Kubernetes works based on a state model where it tries to reach the desired state from the current state in a declarative way. Kubernetes uses YAML files to define the Kubernetes object, which is applied to the cluster to create resources like pods, services, and deployments.

Here is a YAML file that describes a deployment that runs Nginx.

apiVersion: apps/v1
kind: Deployment
metadata:
 name: nginx-deployment
spec:
 selector:
   matchLabels:
     app: nginx
replicas: 2 # tells deployment to run 2 pods matching the template
template:
   metadata:
     labels:
       app: nginx
spec:
     containers:
       - name: nginx
image: nginx:1.14.2
ports:
   - containerPort: 80

Interesting Things About YAML

YAML works great as a configuration language, but it is important to be aware of certain challenges as well when using it.

The curious case of the Norway problem

Imagine listing the abbreviation of all the countries where it snows

countries:
- GB # Great britain
- IE # Ireland
- FR # France
- DE # Denmark
- NO # Norway

All looks good, right? But when you try to read this YAML file in python, we see NO being read False instead of ‘NO’
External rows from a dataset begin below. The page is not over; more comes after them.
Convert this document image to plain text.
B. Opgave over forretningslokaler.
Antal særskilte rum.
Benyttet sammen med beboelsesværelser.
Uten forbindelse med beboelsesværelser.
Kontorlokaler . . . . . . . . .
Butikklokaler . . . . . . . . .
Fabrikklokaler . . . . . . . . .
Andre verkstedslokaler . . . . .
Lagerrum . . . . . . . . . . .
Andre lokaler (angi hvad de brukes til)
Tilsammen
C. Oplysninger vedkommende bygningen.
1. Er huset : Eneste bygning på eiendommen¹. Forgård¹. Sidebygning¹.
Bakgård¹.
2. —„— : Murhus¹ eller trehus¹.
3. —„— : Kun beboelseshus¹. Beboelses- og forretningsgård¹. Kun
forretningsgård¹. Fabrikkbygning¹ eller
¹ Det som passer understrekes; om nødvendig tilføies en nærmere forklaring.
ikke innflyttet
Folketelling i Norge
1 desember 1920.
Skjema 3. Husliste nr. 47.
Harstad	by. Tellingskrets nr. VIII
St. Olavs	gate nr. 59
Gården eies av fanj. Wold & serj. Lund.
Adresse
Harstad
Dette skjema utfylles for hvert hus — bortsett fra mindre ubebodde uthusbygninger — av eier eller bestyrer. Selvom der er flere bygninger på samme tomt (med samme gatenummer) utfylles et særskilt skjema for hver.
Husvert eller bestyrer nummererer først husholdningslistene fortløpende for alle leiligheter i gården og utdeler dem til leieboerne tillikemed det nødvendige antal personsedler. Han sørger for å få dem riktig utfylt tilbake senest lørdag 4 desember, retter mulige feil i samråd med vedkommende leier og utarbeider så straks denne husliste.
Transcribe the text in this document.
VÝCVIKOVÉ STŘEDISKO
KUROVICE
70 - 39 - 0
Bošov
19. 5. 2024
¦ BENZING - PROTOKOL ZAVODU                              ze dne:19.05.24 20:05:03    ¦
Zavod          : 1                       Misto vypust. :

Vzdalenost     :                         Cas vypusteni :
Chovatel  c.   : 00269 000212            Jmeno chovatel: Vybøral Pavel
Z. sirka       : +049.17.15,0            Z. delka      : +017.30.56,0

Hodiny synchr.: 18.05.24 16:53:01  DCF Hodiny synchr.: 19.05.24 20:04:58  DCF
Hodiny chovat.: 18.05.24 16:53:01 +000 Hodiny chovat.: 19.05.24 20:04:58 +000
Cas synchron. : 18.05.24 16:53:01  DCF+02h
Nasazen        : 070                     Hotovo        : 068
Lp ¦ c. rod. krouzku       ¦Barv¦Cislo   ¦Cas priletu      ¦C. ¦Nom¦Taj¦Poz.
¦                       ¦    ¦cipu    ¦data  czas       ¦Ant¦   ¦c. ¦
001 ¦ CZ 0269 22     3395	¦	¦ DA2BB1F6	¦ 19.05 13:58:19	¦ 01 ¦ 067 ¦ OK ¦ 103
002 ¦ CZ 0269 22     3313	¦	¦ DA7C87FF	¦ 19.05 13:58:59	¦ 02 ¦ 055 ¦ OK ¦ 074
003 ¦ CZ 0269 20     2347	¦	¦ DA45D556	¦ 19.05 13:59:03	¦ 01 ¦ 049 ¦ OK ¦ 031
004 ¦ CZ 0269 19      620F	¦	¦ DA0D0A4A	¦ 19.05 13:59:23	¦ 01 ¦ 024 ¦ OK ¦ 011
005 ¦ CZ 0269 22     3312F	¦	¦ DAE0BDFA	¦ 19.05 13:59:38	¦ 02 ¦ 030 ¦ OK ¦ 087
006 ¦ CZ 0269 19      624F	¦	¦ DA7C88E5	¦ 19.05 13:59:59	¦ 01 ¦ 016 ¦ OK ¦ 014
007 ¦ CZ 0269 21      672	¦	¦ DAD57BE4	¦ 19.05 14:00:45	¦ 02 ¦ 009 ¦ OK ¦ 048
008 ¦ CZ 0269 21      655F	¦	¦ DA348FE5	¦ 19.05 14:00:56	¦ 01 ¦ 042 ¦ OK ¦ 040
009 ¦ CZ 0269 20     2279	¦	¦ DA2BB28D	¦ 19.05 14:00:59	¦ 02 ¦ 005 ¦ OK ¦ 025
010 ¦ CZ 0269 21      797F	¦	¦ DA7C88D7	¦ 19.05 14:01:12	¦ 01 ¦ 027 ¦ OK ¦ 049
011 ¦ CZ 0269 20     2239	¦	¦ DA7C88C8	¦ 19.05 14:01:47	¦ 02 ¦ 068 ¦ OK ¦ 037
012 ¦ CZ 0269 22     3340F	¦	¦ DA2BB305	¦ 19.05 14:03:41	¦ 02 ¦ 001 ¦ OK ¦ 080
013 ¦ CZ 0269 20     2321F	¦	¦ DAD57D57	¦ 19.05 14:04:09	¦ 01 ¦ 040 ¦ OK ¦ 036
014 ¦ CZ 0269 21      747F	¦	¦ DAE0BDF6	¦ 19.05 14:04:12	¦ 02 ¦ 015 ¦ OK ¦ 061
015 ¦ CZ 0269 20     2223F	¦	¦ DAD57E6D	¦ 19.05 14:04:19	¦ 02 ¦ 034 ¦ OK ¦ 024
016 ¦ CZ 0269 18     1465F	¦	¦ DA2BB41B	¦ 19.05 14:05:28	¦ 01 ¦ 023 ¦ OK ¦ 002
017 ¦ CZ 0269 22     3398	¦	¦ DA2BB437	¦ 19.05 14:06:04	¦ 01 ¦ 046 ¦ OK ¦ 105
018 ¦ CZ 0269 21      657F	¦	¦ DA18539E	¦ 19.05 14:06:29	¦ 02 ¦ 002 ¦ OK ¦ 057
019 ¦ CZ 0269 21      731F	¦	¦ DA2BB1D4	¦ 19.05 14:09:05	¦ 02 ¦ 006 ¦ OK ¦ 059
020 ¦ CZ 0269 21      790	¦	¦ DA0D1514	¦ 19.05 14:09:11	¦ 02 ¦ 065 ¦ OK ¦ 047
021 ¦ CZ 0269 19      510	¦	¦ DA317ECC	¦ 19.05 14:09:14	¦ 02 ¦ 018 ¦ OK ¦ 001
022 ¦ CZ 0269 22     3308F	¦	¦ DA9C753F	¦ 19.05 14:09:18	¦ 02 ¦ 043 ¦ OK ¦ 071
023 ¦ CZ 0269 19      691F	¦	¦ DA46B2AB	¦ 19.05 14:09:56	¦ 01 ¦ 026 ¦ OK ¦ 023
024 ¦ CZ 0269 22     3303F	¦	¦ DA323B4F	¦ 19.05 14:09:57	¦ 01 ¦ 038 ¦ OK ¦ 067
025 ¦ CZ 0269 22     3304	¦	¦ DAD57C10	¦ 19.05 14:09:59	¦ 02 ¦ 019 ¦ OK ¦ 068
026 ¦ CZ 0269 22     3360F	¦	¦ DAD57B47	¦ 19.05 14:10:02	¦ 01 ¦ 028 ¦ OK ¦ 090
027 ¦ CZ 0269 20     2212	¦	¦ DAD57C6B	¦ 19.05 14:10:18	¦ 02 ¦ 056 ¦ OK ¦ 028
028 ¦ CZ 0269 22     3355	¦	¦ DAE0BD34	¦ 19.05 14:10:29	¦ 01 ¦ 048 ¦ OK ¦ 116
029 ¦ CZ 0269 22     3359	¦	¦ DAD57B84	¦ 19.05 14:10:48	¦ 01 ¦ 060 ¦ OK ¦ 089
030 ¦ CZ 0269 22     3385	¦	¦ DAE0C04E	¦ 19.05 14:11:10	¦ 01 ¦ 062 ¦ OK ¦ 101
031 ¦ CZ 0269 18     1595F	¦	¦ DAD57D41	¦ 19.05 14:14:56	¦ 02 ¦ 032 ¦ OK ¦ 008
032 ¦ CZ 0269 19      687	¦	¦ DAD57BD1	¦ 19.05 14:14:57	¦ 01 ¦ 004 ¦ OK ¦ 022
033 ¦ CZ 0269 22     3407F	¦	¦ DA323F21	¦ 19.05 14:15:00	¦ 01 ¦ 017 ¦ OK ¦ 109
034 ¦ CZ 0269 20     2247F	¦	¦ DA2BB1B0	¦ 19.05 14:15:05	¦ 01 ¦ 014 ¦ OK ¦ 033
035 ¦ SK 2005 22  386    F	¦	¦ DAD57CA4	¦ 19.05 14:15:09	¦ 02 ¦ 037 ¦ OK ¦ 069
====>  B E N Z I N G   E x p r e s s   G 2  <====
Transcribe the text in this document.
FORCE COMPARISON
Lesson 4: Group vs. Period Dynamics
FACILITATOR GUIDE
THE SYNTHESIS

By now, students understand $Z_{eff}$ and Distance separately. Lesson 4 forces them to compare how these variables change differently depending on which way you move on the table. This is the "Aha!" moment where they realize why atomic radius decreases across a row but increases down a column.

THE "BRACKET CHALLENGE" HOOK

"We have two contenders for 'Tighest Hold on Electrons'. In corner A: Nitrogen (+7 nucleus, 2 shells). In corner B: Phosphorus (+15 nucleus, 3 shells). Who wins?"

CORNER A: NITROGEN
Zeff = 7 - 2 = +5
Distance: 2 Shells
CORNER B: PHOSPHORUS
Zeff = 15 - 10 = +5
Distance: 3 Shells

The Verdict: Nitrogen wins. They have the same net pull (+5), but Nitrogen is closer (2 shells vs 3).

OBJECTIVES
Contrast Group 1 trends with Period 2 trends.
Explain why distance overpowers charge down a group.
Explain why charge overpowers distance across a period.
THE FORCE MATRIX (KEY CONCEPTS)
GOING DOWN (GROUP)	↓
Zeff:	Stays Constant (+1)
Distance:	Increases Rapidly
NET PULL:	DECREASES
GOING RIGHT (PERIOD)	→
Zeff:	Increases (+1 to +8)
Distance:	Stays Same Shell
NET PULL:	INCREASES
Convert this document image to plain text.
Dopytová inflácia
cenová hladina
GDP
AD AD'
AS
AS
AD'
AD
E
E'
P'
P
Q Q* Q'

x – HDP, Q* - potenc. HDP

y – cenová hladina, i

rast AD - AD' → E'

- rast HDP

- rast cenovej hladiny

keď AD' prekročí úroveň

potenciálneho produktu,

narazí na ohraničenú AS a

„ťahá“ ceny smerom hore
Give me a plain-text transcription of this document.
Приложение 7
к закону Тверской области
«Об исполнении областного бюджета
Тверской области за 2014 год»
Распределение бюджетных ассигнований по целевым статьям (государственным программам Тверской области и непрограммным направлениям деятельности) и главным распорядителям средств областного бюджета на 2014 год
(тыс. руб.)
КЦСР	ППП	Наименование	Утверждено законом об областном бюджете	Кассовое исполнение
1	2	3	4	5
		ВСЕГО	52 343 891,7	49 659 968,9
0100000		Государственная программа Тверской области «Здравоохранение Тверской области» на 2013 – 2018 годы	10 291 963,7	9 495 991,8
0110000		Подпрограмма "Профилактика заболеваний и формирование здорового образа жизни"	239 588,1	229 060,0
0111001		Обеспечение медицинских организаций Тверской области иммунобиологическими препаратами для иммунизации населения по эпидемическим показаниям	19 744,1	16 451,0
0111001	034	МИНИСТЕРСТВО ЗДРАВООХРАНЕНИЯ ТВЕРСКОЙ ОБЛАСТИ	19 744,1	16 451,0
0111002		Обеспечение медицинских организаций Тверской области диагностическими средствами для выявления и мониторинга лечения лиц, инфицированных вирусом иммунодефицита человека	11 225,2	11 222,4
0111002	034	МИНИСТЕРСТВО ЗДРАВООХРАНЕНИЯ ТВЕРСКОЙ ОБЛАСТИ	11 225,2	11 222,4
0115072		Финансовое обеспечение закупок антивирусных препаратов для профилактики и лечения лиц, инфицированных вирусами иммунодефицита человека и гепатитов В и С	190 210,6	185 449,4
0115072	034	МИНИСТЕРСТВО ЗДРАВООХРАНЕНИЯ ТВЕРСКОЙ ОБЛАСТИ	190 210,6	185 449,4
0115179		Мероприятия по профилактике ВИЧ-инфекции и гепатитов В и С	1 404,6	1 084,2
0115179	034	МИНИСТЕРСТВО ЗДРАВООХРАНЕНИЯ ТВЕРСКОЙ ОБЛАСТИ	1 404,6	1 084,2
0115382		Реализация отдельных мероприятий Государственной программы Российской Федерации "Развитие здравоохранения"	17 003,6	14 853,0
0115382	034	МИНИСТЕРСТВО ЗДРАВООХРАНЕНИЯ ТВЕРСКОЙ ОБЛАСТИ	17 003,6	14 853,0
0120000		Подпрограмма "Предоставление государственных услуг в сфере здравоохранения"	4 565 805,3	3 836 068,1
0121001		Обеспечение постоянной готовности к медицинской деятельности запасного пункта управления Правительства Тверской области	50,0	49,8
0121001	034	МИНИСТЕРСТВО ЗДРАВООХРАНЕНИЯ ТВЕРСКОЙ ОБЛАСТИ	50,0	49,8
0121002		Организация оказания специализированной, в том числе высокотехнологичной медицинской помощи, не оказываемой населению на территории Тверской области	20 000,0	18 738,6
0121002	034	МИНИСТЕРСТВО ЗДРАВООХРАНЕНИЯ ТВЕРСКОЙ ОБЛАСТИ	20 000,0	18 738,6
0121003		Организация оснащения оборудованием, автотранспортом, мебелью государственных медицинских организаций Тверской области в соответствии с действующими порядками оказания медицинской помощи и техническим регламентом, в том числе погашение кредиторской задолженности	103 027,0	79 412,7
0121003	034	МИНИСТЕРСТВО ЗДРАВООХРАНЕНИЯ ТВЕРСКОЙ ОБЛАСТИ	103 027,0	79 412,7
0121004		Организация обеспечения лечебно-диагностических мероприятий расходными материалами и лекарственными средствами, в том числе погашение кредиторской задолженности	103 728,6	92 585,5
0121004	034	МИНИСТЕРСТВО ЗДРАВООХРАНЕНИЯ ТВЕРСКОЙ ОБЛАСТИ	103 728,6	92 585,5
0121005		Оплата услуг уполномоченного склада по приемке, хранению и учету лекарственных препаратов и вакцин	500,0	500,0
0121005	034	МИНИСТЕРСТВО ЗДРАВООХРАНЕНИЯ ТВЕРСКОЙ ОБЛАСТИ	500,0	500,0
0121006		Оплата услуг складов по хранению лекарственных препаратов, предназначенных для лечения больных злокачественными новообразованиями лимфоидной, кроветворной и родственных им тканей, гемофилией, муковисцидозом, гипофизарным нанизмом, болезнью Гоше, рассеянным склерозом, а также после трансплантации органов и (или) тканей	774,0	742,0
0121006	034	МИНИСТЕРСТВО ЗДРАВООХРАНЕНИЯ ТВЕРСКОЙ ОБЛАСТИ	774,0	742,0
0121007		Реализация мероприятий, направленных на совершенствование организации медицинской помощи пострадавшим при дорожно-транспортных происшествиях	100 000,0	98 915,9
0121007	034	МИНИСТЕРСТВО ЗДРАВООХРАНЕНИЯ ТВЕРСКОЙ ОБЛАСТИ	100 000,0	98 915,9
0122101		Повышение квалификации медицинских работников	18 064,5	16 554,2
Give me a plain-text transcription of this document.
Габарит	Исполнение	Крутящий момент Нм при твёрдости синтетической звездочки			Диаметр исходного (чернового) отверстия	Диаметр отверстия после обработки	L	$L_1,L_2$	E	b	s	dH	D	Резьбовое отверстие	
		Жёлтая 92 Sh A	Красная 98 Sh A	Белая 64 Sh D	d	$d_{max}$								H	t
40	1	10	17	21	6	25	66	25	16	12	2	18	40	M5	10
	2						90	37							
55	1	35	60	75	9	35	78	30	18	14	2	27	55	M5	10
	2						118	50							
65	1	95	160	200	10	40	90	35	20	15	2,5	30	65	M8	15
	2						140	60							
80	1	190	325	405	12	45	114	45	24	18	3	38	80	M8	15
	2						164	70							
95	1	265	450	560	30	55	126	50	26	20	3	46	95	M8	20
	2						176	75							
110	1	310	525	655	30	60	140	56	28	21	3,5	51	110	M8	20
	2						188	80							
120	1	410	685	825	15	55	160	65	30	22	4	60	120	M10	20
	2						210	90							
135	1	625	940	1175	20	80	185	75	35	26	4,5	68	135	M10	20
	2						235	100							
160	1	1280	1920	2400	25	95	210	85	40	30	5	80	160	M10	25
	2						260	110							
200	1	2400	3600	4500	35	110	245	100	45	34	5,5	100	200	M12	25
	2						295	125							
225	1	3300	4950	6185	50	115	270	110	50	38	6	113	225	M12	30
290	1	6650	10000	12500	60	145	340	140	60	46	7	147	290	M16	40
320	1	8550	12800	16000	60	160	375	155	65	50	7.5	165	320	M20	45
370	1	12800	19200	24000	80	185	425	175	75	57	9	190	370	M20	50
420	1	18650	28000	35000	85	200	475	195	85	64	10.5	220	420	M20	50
>>> from pyyaml import load
>>> load(the_configuration)
{'countries': ['GB', 'IE', 'FR', 'DE', False]}

So why does this happen?

Remember the core schema which interprets NULL | null the same way? The same schema interprets FALSE | F | NO the same way. So instead of parsing NO as a string, it parses it as a boolean. This is can be easily solved by quoting NO.

countries:
- GB # Great Britain
- IE # Ireland
- FR # France
- DE # Denmark
- 'NO' # Norway

But instead, to avoid any such kinds of surprises, we can use StrictYAML, which parses everything as a string by default.